BGH, 25.06.2009 - 5 StR 141/09 - Vorliegen eines eingeschränkten Notwehrrechts wegen Provokation einer Notwehrlage durch das Verstecken des Fahrrades des Angreifers; Einschränkung des Notwehrrechts des Angeklagten hinsichtlich eines Angriffs auf die körperliche Integrität

Bundesgerichtshof
Beschl. v. 25.06.2009, Az.: 5 StR 141/09
Gericht: BGH
Entscheidungsform: Beschluss
Datum: 25.06.2009
Referenz: JurionRS 2009, 17064
Aktenzeichen: 5 StR 141/09
 

Rechtsgrundlage:

§ 32 Abs. 2 StGB

Fundstellen:

JuS 2010, 172-173

NStZ 2009, 626-627

Verfahrensgegenstand:

Gefährliche Körperverletzung u. a.

Redaktioneller Leitsatz:

  1. 1.

    Eine schuldhafte Provokation kann zur Einschränkung des Notwehrrechts führen, wenn bei vernünftiger Würdigung der gesamten Umstände des Einzelfalls der Angriff als adäquate und voraussehbare Folge der Pflichtverletzung des Angegriffenen erscheint.

  2. 2.

    Die Erforderlichkeit der Verteidigung ist im Wege einer ex-ante Betrachtung objektiv zu bestimmen. Maßgebend ist, wie ein besonnener Dritter in der Lage des Angegriffenen die im Zeitpunkt des Angriffs gegebenen und objektiv erkennbaren Umstände beurteilt hätte.

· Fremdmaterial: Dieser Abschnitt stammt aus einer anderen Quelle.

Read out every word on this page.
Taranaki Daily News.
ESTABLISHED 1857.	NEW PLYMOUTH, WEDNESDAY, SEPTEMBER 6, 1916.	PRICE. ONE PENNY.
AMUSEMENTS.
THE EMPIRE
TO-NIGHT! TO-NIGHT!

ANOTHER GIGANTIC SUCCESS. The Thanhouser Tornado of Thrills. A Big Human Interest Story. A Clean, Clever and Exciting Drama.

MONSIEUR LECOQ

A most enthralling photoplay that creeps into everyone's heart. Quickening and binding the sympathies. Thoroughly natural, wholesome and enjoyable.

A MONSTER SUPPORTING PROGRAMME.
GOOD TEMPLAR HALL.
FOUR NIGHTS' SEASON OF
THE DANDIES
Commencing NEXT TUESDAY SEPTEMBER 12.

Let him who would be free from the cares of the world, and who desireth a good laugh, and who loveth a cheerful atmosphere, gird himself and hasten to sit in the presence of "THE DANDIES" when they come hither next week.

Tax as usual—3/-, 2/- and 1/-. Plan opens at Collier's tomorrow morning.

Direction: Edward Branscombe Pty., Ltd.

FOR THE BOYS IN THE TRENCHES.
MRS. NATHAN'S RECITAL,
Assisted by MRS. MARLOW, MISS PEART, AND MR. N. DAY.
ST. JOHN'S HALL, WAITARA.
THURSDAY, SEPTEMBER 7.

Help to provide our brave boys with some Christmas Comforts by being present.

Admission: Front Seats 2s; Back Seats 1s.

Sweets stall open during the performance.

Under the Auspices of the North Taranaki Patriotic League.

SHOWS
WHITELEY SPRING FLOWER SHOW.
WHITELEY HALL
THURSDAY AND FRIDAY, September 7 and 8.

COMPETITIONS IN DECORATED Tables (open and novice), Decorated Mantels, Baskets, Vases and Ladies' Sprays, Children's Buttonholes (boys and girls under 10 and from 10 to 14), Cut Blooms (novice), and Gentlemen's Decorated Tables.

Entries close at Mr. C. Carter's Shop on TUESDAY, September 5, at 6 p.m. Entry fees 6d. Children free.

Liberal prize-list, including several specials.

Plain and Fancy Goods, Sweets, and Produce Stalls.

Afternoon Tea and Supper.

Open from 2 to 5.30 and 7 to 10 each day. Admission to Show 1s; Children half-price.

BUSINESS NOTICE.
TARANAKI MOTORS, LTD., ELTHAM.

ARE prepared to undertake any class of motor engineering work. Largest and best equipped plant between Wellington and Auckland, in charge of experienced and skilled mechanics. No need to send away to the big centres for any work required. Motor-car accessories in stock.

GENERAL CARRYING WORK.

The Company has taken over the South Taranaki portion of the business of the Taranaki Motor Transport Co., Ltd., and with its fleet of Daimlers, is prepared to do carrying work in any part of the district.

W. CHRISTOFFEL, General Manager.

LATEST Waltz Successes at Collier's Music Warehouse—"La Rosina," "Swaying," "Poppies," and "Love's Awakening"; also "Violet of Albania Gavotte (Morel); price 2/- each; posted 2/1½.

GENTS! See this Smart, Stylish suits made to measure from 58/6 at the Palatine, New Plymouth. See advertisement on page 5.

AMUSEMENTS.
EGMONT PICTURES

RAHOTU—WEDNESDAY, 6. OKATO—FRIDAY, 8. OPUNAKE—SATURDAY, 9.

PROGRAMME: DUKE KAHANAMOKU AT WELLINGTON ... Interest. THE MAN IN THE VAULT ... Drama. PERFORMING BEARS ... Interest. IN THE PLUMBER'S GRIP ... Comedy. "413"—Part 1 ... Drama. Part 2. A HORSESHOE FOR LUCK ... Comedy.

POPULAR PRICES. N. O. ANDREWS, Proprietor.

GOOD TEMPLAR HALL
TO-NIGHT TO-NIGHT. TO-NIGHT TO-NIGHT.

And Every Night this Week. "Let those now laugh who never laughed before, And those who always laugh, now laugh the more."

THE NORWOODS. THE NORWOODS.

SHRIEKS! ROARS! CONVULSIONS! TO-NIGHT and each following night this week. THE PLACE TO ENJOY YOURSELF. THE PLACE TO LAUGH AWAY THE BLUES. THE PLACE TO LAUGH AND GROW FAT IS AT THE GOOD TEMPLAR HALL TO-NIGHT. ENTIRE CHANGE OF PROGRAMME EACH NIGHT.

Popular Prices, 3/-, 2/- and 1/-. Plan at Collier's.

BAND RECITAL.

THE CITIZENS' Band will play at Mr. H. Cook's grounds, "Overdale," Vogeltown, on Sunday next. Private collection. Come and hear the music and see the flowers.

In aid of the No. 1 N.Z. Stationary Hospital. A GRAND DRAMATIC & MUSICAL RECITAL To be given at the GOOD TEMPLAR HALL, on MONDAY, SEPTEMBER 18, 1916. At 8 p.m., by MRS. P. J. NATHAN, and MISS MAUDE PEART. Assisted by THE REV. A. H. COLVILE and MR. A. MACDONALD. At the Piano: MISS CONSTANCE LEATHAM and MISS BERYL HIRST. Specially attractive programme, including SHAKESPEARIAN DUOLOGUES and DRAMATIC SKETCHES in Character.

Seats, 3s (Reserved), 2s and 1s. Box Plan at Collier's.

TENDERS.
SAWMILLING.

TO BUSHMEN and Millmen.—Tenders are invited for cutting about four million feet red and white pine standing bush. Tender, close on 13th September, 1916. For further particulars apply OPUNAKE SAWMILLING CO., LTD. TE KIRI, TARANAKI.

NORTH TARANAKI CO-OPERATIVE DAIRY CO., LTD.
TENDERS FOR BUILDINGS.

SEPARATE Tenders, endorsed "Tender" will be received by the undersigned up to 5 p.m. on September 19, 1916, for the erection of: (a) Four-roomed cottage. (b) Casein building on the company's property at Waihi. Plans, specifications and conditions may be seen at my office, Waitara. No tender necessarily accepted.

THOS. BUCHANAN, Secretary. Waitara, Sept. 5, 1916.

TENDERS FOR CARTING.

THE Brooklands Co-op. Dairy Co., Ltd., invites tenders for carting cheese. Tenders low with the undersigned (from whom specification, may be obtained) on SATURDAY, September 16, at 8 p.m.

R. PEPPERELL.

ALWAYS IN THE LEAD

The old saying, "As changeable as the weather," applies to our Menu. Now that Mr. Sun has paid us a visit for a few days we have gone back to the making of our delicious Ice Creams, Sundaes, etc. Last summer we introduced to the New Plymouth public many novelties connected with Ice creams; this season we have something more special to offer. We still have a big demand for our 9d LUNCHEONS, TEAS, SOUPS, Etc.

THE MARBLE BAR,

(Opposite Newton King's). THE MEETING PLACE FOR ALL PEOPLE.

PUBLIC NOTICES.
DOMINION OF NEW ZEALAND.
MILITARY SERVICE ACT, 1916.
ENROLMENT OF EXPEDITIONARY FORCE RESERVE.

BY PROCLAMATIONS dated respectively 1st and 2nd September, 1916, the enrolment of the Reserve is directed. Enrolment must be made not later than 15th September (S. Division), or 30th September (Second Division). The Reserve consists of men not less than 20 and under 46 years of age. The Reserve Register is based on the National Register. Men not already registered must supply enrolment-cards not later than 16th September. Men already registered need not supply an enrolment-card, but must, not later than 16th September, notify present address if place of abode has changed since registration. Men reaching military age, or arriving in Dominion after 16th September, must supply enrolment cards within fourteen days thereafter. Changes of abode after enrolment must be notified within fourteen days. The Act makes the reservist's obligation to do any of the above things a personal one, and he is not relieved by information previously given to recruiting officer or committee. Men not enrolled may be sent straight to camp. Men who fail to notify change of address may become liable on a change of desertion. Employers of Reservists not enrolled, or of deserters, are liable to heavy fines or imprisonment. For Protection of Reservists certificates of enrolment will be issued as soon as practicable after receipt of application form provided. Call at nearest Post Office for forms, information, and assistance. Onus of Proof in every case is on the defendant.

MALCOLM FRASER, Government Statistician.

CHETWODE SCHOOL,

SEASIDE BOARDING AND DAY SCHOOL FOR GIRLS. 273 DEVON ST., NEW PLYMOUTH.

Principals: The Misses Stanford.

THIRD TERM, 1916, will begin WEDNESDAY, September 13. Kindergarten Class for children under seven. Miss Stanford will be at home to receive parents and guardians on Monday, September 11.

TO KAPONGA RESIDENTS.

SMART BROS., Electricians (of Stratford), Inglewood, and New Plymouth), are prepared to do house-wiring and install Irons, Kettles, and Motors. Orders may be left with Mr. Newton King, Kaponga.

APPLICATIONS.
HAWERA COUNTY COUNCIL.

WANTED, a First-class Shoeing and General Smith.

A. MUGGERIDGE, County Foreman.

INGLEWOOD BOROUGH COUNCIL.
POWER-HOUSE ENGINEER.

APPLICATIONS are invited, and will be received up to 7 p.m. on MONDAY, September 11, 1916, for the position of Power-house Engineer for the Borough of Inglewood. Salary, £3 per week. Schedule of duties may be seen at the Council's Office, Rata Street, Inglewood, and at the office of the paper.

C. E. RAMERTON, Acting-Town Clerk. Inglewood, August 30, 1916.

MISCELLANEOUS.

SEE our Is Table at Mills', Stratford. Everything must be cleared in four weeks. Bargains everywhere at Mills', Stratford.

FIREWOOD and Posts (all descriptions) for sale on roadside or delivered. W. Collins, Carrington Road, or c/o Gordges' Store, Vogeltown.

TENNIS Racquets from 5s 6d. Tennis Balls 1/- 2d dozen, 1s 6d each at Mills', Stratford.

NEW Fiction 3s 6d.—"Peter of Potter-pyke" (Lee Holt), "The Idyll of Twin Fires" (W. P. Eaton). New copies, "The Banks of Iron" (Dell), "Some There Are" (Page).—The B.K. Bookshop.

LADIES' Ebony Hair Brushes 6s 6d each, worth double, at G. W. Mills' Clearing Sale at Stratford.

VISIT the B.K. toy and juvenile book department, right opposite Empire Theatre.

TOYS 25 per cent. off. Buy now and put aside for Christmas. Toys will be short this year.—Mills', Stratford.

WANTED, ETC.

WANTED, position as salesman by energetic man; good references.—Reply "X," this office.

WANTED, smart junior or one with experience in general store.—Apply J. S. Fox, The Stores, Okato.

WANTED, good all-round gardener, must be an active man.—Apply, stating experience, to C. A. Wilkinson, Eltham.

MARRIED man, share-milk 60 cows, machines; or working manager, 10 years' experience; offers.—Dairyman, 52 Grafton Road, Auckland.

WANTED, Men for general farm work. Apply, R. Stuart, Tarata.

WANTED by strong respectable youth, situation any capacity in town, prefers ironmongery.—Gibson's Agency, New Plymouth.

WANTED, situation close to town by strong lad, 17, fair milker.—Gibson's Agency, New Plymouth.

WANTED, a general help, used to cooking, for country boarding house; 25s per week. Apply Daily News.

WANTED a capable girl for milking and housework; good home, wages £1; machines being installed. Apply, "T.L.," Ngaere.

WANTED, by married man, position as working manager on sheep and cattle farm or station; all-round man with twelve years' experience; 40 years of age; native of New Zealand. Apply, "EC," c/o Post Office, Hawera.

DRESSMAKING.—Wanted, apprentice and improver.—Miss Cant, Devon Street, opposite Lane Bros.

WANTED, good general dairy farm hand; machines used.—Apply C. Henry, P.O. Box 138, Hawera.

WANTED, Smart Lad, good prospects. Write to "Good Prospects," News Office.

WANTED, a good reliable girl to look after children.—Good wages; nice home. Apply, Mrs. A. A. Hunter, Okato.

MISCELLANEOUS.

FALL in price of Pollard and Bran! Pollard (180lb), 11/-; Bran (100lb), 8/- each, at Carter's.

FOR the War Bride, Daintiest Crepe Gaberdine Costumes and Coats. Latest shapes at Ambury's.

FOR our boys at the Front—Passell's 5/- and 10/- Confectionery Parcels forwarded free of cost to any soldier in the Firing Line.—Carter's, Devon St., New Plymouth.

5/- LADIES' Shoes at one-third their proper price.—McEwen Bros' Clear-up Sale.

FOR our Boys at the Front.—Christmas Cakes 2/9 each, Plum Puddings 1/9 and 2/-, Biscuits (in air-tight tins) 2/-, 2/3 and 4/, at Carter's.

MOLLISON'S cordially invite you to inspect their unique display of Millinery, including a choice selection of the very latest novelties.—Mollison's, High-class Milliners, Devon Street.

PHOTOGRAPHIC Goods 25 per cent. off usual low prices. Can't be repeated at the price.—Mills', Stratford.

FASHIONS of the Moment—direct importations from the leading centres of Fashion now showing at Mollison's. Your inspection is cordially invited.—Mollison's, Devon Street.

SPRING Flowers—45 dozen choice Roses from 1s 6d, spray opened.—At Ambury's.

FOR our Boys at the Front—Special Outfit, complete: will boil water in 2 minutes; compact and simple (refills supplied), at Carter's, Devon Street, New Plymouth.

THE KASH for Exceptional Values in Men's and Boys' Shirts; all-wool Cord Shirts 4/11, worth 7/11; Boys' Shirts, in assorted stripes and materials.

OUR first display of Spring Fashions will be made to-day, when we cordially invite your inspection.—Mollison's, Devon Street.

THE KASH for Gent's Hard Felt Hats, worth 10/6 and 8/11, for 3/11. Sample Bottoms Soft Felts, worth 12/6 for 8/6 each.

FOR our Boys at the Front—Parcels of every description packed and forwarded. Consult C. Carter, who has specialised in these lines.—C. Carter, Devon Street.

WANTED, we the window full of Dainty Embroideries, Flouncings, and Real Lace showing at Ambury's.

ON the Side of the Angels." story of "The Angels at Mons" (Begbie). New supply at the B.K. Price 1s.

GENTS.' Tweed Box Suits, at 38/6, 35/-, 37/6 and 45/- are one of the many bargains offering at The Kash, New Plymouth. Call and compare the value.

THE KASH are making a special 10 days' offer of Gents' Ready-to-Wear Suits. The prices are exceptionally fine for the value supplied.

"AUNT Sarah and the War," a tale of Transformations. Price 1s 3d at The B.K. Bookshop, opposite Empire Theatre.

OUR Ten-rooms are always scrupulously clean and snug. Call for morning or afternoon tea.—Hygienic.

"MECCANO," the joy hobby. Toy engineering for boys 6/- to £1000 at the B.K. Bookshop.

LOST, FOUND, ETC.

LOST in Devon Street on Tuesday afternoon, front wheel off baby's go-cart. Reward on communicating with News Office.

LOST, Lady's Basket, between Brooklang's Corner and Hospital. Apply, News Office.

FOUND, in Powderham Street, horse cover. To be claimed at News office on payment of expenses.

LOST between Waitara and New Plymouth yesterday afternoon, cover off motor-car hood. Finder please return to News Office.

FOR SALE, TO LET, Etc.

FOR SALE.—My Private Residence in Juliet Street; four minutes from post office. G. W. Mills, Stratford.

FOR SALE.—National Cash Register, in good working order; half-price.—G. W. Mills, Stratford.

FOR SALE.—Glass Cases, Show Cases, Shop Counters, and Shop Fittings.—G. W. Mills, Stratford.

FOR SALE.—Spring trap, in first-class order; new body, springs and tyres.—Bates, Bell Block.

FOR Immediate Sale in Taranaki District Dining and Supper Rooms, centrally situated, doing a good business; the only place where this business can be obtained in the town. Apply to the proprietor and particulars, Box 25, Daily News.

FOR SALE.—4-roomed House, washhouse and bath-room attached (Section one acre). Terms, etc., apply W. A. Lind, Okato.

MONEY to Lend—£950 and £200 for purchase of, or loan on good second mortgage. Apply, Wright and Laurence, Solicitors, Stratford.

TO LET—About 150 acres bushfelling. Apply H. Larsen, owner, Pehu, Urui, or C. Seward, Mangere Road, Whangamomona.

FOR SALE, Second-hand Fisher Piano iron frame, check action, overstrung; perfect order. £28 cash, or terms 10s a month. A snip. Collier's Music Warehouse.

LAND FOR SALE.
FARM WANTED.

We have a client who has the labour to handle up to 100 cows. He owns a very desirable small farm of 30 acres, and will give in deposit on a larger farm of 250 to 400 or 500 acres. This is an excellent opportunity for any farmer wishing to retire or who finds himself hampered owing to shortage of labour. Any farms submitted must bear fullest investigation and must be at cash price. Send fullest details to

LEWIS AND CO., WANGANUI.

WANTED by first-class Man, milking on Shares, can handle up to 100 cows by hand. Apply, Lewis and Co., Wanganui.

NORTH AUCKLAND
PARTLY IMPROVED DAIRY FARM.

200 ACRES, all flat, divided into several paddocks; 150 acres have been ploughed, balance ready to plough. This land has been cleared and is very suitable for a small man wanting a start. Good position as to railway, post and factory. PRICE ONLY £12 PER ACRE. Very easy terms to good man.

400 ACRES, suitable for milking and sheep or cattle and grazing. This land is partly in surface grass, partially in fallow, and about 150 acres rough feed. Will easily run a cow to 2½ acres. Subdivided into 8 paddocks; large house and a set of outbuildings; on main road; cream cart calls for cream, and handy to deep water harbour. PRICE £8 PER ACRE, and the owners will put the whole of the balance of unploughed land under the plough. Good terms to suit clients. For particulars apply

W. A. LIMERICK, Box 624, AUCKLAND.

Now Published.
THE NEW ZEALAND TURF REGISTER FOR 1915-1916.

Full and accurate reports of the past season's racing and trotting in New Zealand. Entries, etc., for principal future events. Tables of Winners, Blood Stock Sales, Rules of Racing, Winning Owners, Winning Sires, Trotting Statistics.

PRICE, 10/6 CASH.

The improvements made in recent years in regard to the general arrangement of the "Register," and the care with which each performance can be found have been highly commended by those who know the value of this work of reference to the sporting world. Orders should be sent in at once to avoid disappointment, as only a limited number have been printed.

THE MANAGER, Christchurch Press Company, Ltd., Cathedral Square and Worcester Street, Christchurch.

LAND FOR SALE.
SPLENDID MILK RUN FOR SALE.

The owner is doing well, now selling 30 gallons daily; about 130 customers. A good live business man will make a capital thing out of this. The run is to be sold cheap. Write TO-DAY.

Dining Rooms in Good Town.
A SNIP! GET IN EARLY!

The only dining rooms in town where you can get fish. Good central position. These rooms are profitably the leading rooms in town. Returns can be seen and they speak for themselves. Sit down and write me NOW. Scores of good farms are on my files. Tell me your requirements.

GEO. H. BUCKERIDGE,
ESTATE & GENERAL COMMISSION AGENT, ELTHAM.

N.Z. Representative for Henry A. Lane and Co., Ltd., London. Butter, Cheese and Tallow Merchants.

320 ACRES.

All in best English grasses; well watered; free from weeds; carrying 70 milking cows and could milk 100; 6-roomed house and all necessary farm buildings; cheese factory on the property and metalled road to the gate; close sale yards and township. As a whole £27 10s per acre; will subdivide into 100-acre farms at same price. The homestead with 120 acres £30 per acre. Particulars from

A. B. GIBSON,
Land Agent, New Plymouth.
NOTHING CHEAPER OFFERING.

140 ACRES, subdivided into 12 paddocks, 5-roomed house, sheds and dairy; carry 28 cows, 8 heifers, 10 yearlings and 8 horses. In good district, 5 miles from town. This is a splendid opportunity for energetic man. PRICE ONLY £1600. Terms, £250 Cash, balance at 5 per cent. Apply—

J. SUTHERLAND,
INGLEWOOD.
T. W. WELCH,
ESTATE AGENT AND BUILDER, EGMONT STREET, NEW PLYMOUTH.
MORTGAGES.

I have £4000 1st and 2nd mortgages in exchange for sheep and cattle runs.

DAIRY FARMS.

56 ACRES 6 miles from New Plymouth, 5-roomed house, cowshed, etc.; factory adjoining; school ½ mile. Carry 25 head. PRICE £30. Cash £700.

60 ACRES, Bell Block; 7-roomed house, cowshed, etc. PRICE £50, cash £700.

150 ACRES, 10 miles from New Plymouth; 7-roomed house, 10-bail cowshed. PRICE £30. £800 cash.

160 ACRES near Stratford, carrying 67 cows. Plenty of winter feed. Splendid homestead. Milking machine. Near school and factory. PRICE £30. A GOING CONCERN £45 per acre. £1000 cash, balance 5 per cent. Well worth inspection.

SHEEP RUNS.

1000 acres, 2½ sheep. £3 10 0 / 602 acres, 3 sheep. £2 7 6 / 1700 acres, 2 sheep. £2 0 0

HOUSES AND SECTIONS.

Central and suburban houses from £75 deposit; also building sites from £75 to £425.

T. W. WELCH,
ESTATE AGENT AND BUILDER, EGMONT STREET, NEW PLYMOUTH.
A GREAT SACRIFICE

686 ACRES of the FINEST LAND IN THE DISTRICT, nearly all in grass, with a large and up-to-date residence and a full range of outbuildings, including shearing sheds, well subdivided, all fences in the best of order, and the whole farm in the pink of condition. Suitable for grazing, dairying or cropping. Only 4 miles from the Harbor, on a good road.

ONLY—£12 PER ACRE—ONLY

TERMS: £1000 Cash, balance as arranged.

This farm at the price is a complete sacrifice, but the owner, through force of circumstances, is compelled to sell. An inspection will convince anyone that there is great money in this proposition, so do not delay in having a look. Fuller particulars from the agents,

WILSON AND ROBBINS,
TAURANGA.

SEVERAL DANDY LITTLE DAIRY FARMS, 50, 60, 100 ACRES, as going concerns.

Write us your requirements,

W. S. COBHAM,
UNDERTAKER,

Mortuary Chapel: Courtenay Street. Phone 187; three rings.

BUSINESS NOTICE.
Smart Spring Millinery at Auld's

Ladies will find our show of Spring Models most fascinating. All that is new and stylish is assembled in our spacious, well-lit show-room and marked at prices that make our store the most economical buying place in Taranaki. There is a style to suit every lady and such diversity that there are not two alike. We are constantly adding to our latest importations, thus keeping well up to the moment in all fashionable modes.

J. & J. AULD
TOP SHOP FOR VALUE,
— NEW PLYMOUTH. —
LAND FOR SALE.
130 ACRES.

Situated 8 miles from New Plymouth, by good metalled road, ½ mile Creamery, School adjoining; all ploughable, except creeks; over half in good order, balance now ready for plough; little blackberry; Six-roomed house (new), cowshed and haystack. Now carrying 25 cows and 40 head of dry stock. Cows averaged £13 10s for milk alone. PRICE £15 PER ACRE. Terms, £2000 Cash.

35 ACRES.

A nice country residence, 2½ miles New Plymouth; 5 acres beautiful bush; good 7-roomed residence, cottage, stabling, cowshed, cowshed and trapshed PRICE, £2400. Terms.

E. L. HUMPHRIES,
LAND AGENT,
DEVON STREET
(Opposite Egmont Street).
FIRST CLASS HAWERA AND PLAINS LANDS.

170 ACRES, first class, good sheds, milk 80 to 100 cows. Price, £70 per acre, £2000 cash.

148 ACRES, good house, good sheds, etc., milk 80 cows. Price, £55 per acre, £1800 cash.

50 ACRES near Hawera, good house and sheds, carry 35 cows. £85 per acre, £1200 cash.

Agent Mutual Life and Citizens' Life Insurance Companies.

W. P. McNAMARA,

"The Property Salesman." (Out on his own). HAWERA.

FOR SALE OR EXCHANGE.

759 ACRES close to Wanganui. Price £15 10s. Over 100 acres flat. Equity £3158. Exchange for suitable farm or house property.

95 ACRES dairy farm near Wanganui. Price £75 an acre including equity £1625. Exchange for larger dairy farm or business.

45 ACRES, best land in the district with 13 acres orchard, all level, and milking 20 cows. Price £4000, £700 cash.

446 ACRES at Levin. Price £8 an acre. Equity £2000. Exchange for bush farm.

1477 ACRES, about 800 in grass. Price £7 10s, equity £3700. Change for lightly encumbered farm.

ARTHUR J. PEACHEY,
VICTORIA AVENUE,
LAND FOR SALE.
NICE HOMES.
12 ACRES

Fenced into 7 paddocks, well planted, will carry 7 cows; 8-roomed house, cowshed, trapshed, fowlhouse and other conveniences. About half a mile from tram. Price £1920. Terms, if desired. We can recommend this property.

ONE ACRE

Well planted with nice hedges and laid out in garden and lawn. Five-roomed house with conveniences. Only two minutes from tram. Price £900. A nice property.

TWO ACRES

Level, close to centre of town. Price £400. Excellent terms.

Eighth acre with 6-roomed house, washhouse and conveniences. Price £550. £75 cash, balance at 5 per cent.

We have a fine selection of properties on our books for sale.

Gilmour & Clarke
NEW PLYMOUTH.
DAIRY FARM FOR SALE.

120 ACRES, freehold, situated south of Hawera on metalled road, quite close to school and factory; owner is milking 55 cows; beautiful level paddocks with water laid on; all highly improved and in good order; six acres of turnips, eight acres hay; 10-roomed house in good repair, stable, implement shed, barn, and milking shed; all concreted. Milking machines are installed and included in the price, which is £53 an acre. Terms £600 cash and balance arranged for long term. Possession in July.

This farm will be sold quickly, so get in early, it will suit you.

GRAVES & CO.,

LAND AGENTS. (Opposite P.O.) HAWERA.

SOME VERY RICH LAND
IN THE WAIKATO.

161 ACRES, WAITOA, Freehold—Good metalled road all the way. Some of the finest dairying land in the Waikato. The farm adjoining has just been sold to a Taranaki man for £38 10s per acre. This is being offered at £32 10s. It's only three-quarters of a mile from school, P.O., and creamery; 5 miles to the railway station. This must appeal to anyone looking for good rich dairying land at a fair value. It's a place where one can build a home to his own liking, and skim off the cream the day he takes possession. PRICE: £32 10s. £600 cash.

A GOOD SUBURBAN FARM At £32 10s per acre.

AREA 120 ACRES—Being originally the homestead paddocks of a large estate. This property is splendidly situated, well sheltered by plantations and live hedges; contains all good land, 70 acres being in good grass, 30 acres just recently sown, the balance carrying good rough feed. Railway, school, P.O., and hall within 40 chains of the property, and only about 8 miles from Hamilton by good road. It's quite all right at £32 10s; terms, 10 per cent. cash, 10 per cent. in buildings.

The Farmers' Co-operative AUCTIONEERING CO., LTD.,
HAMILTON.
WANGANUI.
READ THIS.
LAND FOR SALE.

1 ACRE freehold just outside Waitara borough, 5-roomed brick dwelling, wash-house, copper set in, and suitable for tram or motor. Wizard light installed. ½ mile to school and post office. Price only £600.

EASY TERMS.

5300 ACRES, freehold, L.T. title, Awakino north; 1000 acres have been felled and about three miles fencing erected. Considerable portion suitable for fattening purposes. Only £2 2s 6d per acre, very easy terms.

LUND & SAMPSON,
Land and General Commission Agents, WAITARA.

Der 5. Strafsenat des Bundesgerichtshofs hat
am 25. Juni 2009
beschlossen:

Tenor:

  1. 1.

    Auf die Revision des Angeklagten wird das Urteil des Landgerichts Leipzig vom 16. Dezember 2008 gemäß § 349 Abs. 4 StPO aufgehoben,

  2. a)

    soweit der Angeklagte wegen gefährlicher Körperverletzung verurteilt worden ist; insoweit wird der Angeklagte auf Kosten der Staatskasse freigesprochen, die auch die insoweit notwendigen Auslagen des Angeklagten zu tragen hat;

  3. b)

    im Ausspruch über die Gesamtfreiheitsstrafe.

  4. 2.

    Die weitergehende Revision wird gemäß § 349 Abs. 2 StPO als unbegründet verworfen.

  5. 3.

    Die Sache wird zur Bildung einer neuen Gesamtfreiheitsstrafe und zur Entscheidung über die verbliebenen Kosten des Rechtsmittels an eine allgemeine Strafkammer des Landgerichts zurückverwiesen.